Д’Арси лично удостоверился в надежности приставленного к ней эскорта и снабдил ее европейской одеждой, которую она отказалась надеть. Когда предоставленный пашой эскорт увез его безутешную гостью, консул с облегчением перевел дух.
Глава 36
Пустыни, разделяющие Триполи и Египет, не служили препятствием для распространения новостей и слухов. Это огромное расстояние постоянно преодолевали внушительные караваны, останавливавшиеся в маленьких оазисах, чтобы засвидетельствовать свое почтение владевшим оазисами шейхам и пополнить запасы воды. Бродячие рассказчики и дервиши, также скитавшиеся по пустыне, никому не кланялись, но повсюду находили хороший прием.
Паше Триполи, запертому в его крохотном городе-государстве американцами, возобновившими морскую блокаду, не составило труда узнать о выступившем из Александрии в направлении Триполи небольшом, но отважном отряде под командованием Уильяма Итона, американца с эскадры, действовавшей в Средиземном море. Состав отряда был разношерстным: здесь были главным образом добровольцы, в том числе торговцы и авантюристы разных национальностей; тем не менее эта публика представляла явную угрозу, так как поднаторела в схватках. С ними находился Хамет Караманли, брат свергнутого с престола паши, жаждущий власти.
Паша, обгрызая до основания ногти, слал панические депеши в Константинополь, именовавшийся с некоторых пор Стамбулом, а также в соседние государства – Тунис и Алжир. Однако у союзников были свои затруднения; пока коммодор Пребл, командующий американским флотом в Средиземном море, стремился поскорее разбить врага, отважная армия Итона медленно, но верно приближалась к маленькому порту Дерна. В казармах Дерны засел со своими янычарами Камил Хасан, готовившийся к обороне и мечтавший о славе.
Уильям Итон, понимавший, какой сброд находится под его началом, не изнурял своих бойцов слишком стремительным маршем по пустыне. Ему хватало здравого смысла понимать, что почти у всех, за исключением горстки американских добровольцев, на уме один грабеж и легкая пожива.
Однако к началу 1805 года Итон стал терять терпение. Двигаясь по побережью и почти не углубляясь в пустыню, его солдаты захватили Салум с самыми незначительными потерями. Однако Дерна обещала быть крепким орешком. Командир местных янычар показал себя неглупым воякой, отменно подготовившимся к встрече неприятеля. Несколько стычек с триполитанской армией свидетельствовали, что отряду предстоит иметь дело со свирепым противником.

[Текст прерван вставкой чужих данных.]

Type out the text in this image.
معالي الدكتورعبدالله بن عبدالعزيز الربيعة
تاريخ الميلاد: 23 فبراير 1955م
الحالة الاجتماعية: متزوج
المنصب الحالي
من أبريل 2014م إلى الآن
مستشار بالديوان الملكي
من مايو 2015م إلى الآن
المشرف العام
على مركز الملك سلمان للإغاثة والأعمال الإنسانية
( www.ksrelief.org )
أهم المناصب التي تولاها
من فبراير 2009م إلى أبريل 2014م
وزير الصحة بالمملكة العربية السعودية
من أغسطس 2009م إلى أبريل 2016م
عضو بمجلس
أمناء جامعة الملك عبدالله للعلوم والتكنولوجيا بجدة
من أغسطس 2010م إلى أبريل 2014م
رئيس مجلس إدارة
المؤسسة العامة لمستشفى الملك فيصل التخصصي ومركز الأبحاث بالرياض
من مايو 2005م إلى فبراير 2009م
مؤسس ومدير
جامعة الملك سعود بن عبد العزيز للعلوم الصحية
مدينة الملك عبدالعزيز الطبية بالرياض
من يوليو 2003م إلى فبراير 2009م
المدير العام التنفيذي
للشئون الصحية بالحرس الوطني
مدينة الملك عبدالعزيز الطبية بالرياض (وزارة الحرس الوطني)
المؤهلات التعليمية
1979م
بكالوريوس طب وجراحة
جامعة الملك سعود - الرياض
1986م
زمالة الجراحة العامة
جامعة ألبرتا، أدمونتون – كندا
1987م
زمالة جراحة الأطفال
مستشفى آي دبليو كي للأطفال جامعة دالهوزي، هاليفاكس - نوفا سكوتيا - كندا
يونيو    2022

Итон решил углубиться в пустыню, чтобы создать у защитников Дерны ложное впечатление, будто он собирается напасть на Триполи с незащищенного фланга. Седой ветеран революции, стараясь обуздать свое нетерпение, сидел со своими офицерами вокруг походного костра. Отряд разбил палатки неподалеку от маленького оазиса.
Помимо них здесь находился небольшой караван, сопровождаемый надменными бедуинами, державшимися в стороне от купцов и прислуги и не желавшими осквернять себя виноградной водкой – ракией, бурдюк с которой ходил под покровом темноты по рукам. Тем не менее азиаты позволили своим женщинам, дерзко откинувшим паранджи, станцевать для вооруженного отряда и не брезговали монетами, летевшими на песок после каждого танца.

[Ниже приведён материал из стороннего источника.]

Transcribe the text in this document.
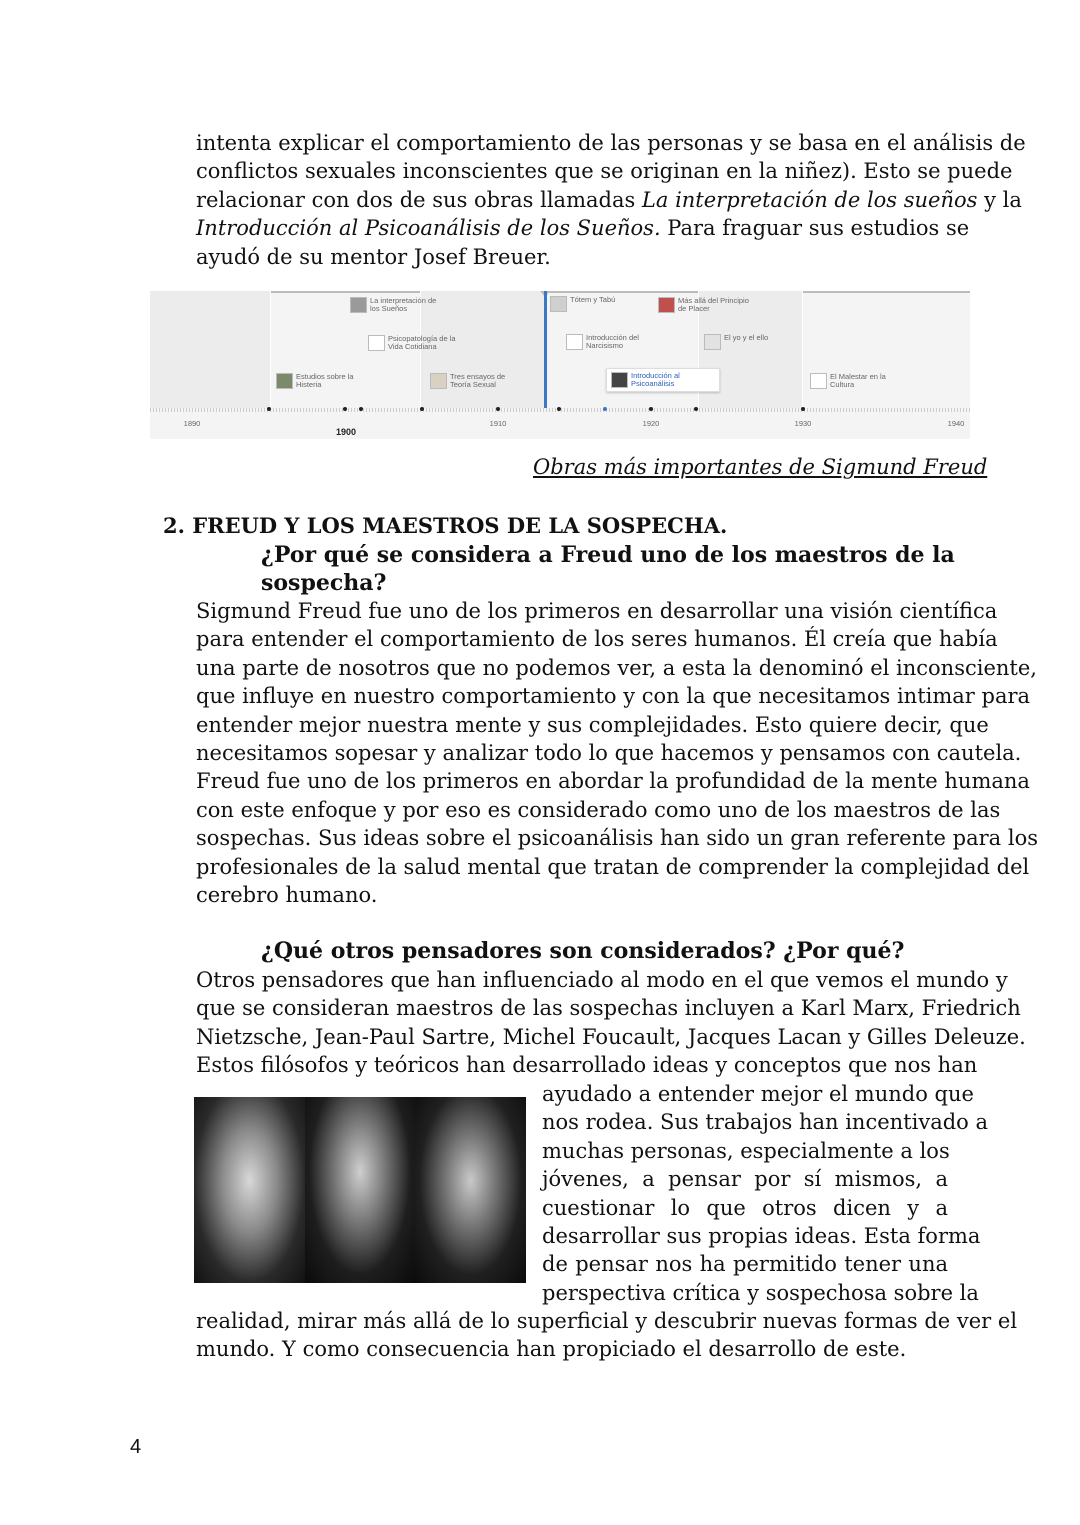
intenta explicar el comportamiento de las personas y se basa en el análisis de
conflictos sexuales inconscientes que se originan en la niñez). Esto se puede
relacionar con dos de sus obras llamadas La interpretación de los sueños y la
Introducción al Psicoanálisis de los Sueños. Para fraguar sus estudios se
ayudó de su mentor Josef Breuer.
La interpretación de
los Sueños
Psicopatología de la
Vida Cotidiana
Estudios sobre la
Histeria
Tres ensayos de
Teoría Sexual
Tótem y Tabú
Introducción del
Narcisismo
Más allá del Principio
de Placer
El yo y el ello
Introducción al
Psicoanálisis
El Malestar en la
Cultura
1890
1900
1910	1920	1930	1940
Obras más importantes de Sigmund Freud
2. FREUD Y LOS MAESTROS DE LA SOSPECHA.
¿Por qué se considera a Freud uno de los maestros de la
sospecha?
Sigmund Freud fue uno de los primeros en desarrollar una visión científica
para entender el comportamiento de los seres humanos. Él creía que había
una parte de nosotros que no podemos ver, a esta la denominó el inconsciente,
que influye en nuestro comportamiento y con la que necesitamos intimar para
entender mejor nuestra mente y sus complejidades. Esto quiere decir, que
necesitamos sopesar y analizar todo lo que hacemos y pensamos con cautela.
Freud fue uno de los primeros en abordar la profundidad de la mente humana
con este enfoque y por eso es considerado como uno de los maestros de las
sospechas. Sus ideas sobre el psicoanálisis han sido un gran referente para los
profesionales de la salud mental que tratan de comprender la complejidad del
cerebro humano.
¿Qué otros pensadores son considerados? ¿Por qué?
Otros pensadores que han influenciado al modo en el que vemos el mundo y
que se consideran maestros de las sospechas incluyen a Karl Marx, Friedrich
Nietzsche, Jean-Paul Sartre, Michel Foucault, Jacques Lacan y Gilles Deleuze.
Estos filósofos y teóricos han desarrollado ideas y conceptos que nos han
ayudado a entender mejor el mundo que
nos rodea. Sus trabajos han incentivado a
muchas personas, especialmente a los
jóvenes, a pensar por sí mismos, a
cuestionar lo que otros dicen y a
desarrollar sus propias ideas. Esta forma
de pensar nos ha permitido tener una
perspectiva crítica y sospechosa sobre la
realidad, mirar más allá de lo superficial y descubrir nuevas formas de ver el
mundo. Y como consecuencia han propiciado el desarrollo de este.
4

Итон почти не пил, делая вид, будто любуется танцовщицами. Со стороны могло показаться, что он отдыхает, на самом же деле он выжидал. Вскоре из темноты появился один из самых его доверенных людей, американец, владевший арабским. Расправив плащ, он уселся у костра.
– Итак?
– Прошу прощения, сэр! Я изрядно набрался. Если бы не моя привычка к доброму шотландскому виски, я бы уже не ворочал языком. Ну и штука эта их ракия!